Hava yeni yeni kararırken bizim mahalle de vakit hâlâ öğlen gibiydi. Kapıların önünde çekirdek çitleyen teyzeler, yakar top oynayan çocuklar, misket kavgası yapan buluğ çağına yeni girmiş bıyıklı genç çocuklar, pencerede ki kızlarla bakışan yetişkin erkekler. Hepsi sokağı cap canlı yapıyordu.

" Annem başkasına verecek, gel artık iste beni." diye karşısındaki abiye dert yakınan orta yaşlı bir abla.

" Hepsi taze ablam yeni geldi domatesler." diyerek malını satmaya çalışan manav.

" Bende elli kuruş çıktı sende ne kadar çıktı?" diyerek cips paketindeki paraları karşılaştıran iki kız çocuğu.

" Artık o partiden hayır gelmez." diyerek etrafında ki amcalara siyasal savunmasını yapan bıyıklı dayı.

Bu insanların hepsi bu mahalleyi mahalle yapandı. Pencereden halı silkeleyen abla bile bu mahallenin parçasıydı.

Bizim dairenin önünde duran teyzelerin arasında annemin de oturduğunu gördüğümde gülümsedim. Biz bu mahallenin içine karışmaya başlamıştık çoktan.

Mahallenin çocuklarıydık. Her sabah kuş cıvıltıları ile aydınlanan şefkatli mahallenin çocuklarıydık.

" Senin kız geliyor." diyerek annemi dürtükleyen Sevim Teyzey'le gülüşüm bozuldu. Boyumla dalga geçmişti hâlâ o gülüşünü unutamıyordum. Göbeğinin üç katı da birden sallanıyordu. Çin depremine eş değer bir sallanmaydı.

" Yemek hazırladım,acıktıysan eve çık." diyen anneme baktım.

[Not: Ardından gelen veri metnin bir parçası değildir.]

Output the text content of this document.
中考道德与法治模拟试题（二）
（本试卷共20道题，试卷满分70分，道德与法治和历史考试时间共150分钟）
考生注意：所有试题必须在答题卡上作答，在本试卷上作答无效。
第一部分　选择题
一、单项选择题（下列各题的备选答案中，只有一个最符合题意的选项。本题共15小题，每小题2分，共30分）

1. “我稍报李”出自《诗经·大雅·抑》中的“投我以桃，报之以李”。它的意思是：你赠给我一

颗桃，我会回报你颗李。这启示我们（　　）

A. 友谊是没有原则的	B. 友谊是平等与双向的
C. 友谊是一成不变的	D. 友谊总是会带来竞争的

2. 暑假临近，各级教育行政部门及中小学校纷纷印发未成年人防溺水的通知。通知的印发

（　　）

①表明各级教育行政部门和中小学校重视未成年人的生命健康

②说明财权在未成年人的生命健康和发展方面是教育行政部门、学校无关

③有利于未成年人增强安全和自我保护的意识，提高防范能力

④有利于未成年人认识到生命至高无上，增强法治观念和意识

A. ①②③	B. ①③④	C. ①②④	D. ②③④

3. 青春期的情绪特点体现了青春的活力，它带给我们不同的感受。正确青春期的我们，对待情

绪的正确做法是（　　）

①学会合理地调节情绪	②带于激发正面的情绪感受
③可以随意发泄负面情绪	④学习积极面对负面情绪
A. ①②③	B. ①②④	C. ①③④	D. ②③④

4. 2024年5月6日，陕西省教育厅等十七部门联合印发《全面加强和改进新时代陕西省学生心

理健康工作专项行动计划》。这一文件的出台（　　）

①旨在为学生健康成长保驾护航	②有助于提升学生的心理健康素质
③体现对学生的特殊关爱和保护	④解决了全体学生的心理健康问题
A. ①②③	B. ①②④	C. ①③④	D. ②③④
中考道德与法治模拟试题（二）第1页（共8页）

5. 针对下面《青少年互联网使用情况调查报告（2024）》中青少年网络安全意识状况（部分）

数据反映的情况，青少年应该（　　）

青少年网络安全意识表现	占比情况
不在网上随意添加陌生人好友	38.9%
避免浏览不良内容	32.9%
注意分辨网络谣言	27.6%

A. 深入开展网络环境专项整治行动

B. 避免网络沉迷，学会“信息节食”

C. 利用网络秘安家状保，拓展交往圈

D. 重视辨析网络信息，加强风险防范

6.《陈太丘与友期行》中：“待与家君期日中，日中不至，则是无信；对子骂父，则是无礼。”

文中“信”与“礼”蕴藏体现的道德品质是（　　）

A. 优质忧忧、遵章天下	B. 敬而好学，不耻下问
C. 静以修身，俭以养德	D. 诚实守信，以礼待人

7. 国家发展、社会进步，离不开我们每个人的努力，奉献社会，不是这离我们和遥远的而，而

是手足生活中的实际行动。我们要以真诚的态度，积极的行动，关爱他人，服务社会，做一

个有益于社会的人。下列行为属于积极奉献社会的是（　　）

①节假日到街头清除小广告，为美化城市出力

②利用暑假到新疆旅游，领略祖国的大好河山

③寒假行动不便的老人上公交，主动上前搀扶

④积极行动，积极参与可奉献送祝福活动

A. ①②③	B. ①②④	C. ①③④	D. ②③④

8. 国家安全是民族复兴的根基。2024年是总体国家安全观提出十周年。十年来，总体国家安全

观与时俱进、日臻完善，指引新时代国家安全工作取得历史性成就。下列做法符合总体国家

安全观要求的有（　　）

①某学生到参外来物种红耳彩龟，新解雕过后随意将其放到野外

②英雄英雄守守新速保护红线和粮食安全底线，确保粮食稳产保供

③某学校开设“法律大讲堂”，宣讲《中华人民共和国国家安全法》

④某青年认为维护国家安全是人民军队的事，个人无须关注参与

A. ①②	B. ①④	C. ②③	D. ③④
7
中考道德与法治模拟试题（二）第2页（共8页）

Avcundaki çekirdekle Nesrin Teyze'nin yanında oturuyordu.

" Yok,aç değilim." dedim o sıra Sevim teyzenin şaşırma nidası beni ürkütmüştü. Ağzındaki çekirdeği tükürüp konuşmaya başladı.

" Kız, şu bizim Yusuf'la Emsal'ın kızı Lale değil mi?" diyerek karşıyı gösterdi. Kafamı gösterdiği yere çevirdim. Yusuf sırıtarak karşısındaki kızın anlattıklarını dinliyordu. Kızın cilveli konuşması buradan belli oluyordu. Acaba?

" Acaba bunlar sevgili mi?" diyen Sevim Teyze'ye baktım. Tam da aklımdan geçen şeyi söylemişti.

" Kız yok, nerden çıkarıyorsun?" dedi Nesrin Teyze hâlâ Yusuf'un olduğu tarafa bakarken.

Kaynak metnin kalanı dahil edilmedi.